No tengo ni idea de qué están hablando pero no me atrevo a preguntar en qué consiste ese protocolo por miedo a que incluya la palabra “rectal” en alguna de sus maniobras.
Los dos policías, protegidos con guantes, mascarillas y coquillas me registran y comprueban mi identidad mientras hablan por radio con otros agentes, informándoles de mi presencia en la calle. Cuando terminan, vuelven a dirigirse a mí.

-¿Se puede saber qué es tan importante como para romper el toque de queda?
-Pues yo iba a…
-Debe usted saber que salir a la calle sin que suponga un caso de extrema necesidad es sancionable con multas de un pastizal inasumible para un escritor, incluso penas de cárcel que van desde una semana a mil años, según esté de ánimo ese día el juez.
-Yo, es que la verdad, iba a…
-Estar a la intemperie en tiempos de plaga supone un delito contra la salud púbica, digo pública, que pone el peligro el delicado entramado social que hace que esta sociedad capitalista y enferma se mantenga en pie, a pesar de que esté fagocitando los recursos naturales de nuestro planeta.
-Oigan que es que yo solo quería ir a…
-¡Silencio, maldito hereje! Ahora dígame a donde se dirigía o caerá sobre usted todo el peso de la ley.
-¡Pero si llevo media hora intentando decírselo!
-¿Entonces iba usted a..?
-¡A la peluquería! ¡Iba a la peluquería! Mire qué pelos. Parezco el primo cavernícola de Alan moore, el hermano peludo de Slash, el…
-A… a… ¿A la peluquería? -dice el agente palideciendo de repente.

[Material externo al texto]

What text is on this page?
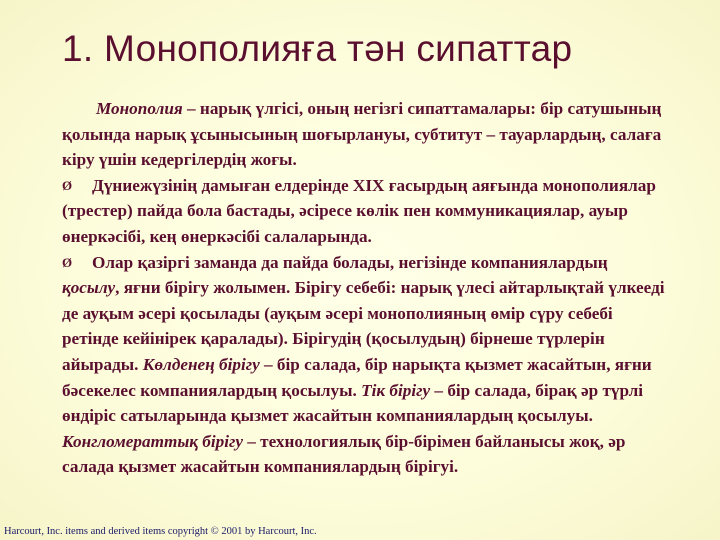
1. Монополияға тән сипаттар

Монополия – нарық үлгісі, оның негізгі сипаттамалары: бір сатушының қолында нарық ұсынысының шоғырлануы, субтитут – тауарлардың, салаға кіру үшін кедергілердің жоғы.

Ø Дүниежүзінің дамыған елдерінде XIX ғасырдың аяғында монополиялар (трестер) пайда бола бастады, әсіресе көлік пен коммуникациялар, ауыр өнеркәсібі, кең өнеркәсібі салаларында.

Ø Олар қазіргі заманда да пайда болады, негізінде компаниялардың қосылу, яғни бірігу жолымен. Бірігу себебі: нарық үлесі айтарлықтай үлкееді де ауқым әсері қосылады (ауқым әсері монополияның өмір сүру себебі ретінде кейінірек қаралады). Бірігудің (қосылудың) бірнеше түрлерін айырады. Көлденең бірігу – бір салада, бір нарықта қызмет жасайтын, яғни бәсекелес компаниялардың қосылуы. Тік бірігу – бір салада, бірақ әр түрлі өндіріс сатыларында қызмет жасайтын компаниялардың қосылуы. Конгломераттық бірігу – технологиялық бір-бірімен байланысы жоқ, әр салада қызмет жасайтын компаниялардың бірігуі.

Harcourt, Inc. items and derived items copyright © 2001 by Harcourt, Inc.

-Sí, lo siento mucho. No sabía nada de este toque de queda ni de ninguna plaga ni nada. Lamento haber salido de casa por una causa tan absurda y superficial como recortarme un poco las puntas. ¡Merezco cualquier castigo aplicable sobre mi persona! -exclamo cayendo de rodillas y arrancándome la camiseta del Primark a lo Camarón.
-Usted perdone ciudadano. Ir a la peluquería se considera una necesidad de primer grado junto con comer y hacer caca posteriormente. Todo habitante libre de este país tiene el derecho a cortarse las puntas, hacerse mechas o ir simplemente a leer las revistas del corazón atrasadas de las peluquerías cuando lo desee.
-¿Comorl?
-No se hable más. Disculpe nuestra confusión y siga su camino. Nosotros le escoltaremos para asegurarnos que llega a su destino sin problema alguno. ¡Por dios, el hijo del rey y España!

Los dos policías hacen el saludo de rigor, se meten en el coche y me siguen a una distancia prudencial con las luces puestas y la sirena a tope mientras yo camino hacia la pelu. Cuando estoy a dos calles reviso mi cartera y me doy cuenta de que me he dejado el dinero en casa, así que tendré que dar la vuelta, regresar atravesando el antiguo cementerio abandonado donde el virus habrá causado una curiosa y terrible reacción en los cuerpos de los fallecidos y más tarde pasar por esa vieja colina donde el arcano monolito repleto de signos blasfemos habrá empezado a vibrar después de eones de tranquilidad cósmica… pero eso ya será otra historia.